Proteins

Full Notes

Structure of Proteins

Proteins are naturally occurring polymers of amino acids linked by peptide bonds (−CONH−).

Peptide bonds form by condensation reactions between amino acids, releasing water:

The process can keep happening between more amino acids, forming a polypeptide chain (polymer).

Peptide bonds can be broken apart in hydrolysis reactions. The hydrolysis of proteins (with acid or alkali) releases the amino acids that made up the protein .

Matt’s exam tip

The conditions used for hydrolysis determine the form of the amino acids released.

• If acidic conditions are used, then the amino acids may exist as positively charged ions with the NH₂ group accepting a H⁺ ion to form NH₃⁺
• If alkaline conditions are used, then the carboxylic acid groups may be forced to lose H⁺ ions and exist as carboxylate ions (COO⁻)

Levels of Protein Structure

Proteins can have very complicated shapes that are difficult to analyse. We describe the structure of proteins in terms of a Primary, Secondary and Tertiary structure. (Proteins made up of more than one polymer chain also have a quaternary structure, however you don’t need to learn that for AQA A-Level Chemistry!).

Primary Structure

The primary structure is the sequence of amino acids in a polypeptide chain.

Determines the overall structure and function of the protein.

Secondary Structure

The secondary structure describes two types of shape (α-helix and β-pleated sheet) that arise from hydrogen bonding between C=O and N−H bonds from different amino acids in the polymer chain

α-helix – a spiral structure stabilised by hydrogen bonds

β-pleated sheet – strands linked side by side with hydrogen bonds

Tertiary Structure

The tertiary structure describes the 3D folding of the protein due to interactions between R groups.

The interactions between different R groups causes the protein to ‘fold’ into complicated shapes, with the final shape between determined by the locations (and type) of amino acids in the chain.

The type of interaction depends on the R groups interacting - only certain R groups can interact with each other.

• Hydrogen bonding (between polar groups that can form Hydrogen bonds).
• Disulfide (S−S) bonds (between cysteine residues that contain sulfur (S)).
• Ionic bonds (between charged R groups).
• Hydrophobic interactions (between non-polar R groups).

Hydrolysis of Proteins

Proteins are examples of condensation polymers and can be broken apart into amino acids by hydrolysis. See Condensation Polymers for more detail.

Peptide bonds (−CONH−) are hydrolysed by acid, alkali, or enzymes to release amino acids. The form of amino acid(s) produced is based on the conditions used (see Amino Acids for more detail).

Reagents:

• Acid hydrolysis: Heat with HCl under reflux.
• Alkaline hydrolysis: Heat with NaOH.

Separation and Identification of Amino Acids by Thin-Layer Chromatography (TLC)
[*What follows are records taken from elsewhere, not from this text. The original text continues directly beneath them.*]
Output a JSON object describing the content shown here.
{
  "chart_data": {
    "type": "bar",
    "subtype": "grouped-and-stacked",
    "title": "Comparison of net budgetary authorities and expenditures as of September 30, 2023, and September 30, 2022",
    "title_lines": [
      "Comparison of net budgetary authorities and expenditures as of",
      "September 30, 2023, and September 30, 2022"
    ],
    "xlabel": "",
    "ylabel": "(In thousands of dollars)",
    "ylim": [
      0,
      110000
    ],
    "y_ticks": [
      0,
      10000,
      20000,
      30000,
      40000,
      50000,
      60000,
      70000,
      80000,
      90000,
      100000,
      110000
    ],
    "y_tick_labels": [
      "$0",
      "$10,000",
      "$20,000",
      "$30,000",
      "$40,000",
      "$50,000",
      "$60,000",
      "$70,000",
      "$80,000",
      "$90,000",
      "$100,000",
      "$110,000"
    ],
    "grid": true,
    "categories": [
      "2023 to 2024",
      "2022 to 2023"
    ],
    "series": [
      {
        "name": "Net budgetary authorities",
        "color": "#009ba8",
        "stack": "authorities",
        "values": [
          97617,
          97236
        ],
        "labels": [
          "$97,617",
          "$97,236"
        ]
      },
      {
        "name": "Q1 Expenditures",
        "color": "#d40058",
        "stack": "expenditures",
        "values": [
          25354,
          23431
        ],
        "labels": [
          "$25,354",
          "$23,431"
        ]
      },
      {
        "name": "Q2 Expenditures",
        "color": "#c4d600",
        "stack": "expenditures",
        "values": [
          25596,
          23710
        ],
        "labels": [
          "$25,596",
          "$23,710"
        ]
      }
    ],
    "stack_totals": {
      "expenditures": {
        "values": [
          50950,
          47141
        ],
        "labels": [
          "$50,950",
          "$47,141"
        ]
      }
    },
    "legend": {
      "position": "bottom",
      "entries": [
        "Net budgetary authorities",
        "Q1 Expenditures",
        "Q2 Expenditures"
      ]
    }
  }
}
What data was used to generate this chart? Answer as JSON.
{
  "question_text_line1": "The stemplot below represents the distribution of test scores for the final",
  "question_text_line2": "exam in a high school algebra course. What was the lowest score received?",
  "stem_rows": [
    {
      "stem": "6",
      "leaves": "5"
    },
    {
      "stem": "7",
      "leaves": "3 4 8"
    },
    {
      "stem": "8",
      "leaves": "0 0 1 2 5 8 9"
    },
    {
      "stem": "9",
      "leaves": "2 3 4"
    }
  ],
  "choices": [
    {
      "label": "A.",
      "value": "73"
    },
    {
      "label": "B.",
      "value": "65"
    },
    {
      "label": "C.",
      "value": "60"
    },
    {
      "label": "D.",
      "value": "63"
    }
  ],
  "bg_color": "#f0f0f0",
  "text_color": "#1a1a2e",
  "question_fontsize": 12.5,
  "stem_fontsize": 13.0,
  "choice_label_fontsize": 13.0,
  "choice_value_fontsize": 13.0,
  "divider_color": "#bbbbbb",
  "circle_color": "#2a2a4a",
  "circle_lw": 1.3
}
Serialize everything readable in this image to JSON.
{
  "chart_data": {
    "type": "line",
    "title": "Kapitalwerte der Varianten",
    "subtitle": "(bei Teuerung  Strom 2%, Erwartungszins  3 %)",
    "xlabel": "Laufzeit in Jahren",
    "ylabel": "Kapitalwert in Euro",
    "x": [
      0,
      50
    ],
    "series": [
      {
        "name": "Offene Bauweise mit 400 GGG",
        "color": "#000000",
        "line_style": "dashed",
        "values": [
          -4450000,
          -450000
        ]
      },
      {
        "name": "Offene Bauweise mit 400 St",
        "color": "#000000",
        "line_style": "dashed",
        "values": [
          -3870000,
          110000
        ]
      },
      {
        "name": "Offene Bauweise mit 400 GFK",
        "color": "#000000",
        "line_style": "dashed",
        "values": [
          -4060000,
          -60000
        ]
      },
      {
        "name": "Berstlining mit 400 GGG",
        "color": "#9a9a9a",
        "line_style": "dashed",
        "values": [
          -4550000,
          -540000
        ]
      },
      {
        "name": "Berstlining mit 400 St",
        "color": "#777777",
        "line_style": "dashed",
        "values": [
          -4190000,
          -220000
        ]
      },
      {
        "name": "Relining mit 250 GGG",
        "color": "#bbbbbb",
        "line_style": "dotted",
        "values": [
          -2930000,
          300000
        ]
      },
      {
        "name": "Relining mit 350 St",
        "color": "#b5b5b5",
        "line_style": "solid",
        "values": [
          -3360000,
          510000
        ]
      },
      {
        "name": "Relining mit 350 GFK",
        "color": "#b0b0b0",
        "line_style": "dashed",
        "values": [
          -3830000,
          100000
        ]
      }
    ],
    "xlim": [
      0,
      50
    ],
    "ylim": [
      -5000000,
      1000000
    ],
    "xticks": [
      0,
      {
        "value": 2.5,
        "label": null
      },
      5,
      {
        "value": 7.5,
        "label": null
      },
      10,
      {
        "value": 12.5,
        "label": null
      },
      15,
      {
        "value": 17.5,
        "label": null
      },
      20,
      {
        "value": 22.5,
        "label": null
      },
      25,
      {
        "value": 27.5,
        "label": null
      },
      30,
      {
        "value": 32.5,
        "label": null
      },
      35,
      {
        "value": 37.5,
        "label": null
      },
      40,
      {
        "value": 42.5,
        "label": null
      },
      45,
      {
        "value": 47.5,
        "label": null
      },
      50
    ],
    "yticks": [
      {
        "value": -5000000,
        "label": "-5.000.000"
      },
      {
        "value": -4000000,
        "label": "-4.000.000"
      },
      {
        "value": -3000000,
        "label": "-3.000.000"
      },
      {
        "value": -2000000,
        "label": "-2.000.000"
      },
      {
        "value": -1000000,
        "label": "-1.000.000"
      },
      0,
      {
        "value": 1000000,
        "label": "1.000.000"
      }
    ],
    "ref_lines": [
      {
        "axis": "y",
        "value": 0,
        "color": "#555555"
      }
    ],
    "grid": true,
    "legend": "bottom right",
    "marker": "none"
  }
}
After a protein is hydrolysed and broken apart into its amino acids, the amino acids can be separated and identified using Thin-Layer Chromatography (TLC) – see Required Practical 12.

• Amino acids are separated based on their solubility in the solvent.
• Ninhydrin dye or UV light is used to locate amino acids on the chromatogram.
• R_f values (Retention Factor) are calculated: R_f = Distance moved by compound ÷ Distance moved by solvent.

• Each amino acid has a unique R_f value, allowing identification.

Summary

• Proteins are polymers of amino acids linked by peptide (−CONH−) bonds formed in condensation reactions.
• Primary structure = amino acid sequence; secondary = α-helix/β-sheet via hydrogen bonding; tertiary = overall 3D fold from R-group interactions.
• Protein hydrolysis (acid/alkali/enzymes) breaks peptide bonds to release amino acids.
• TLC separates amino acids; detect with ninhydrin/UV and identify using R_f values.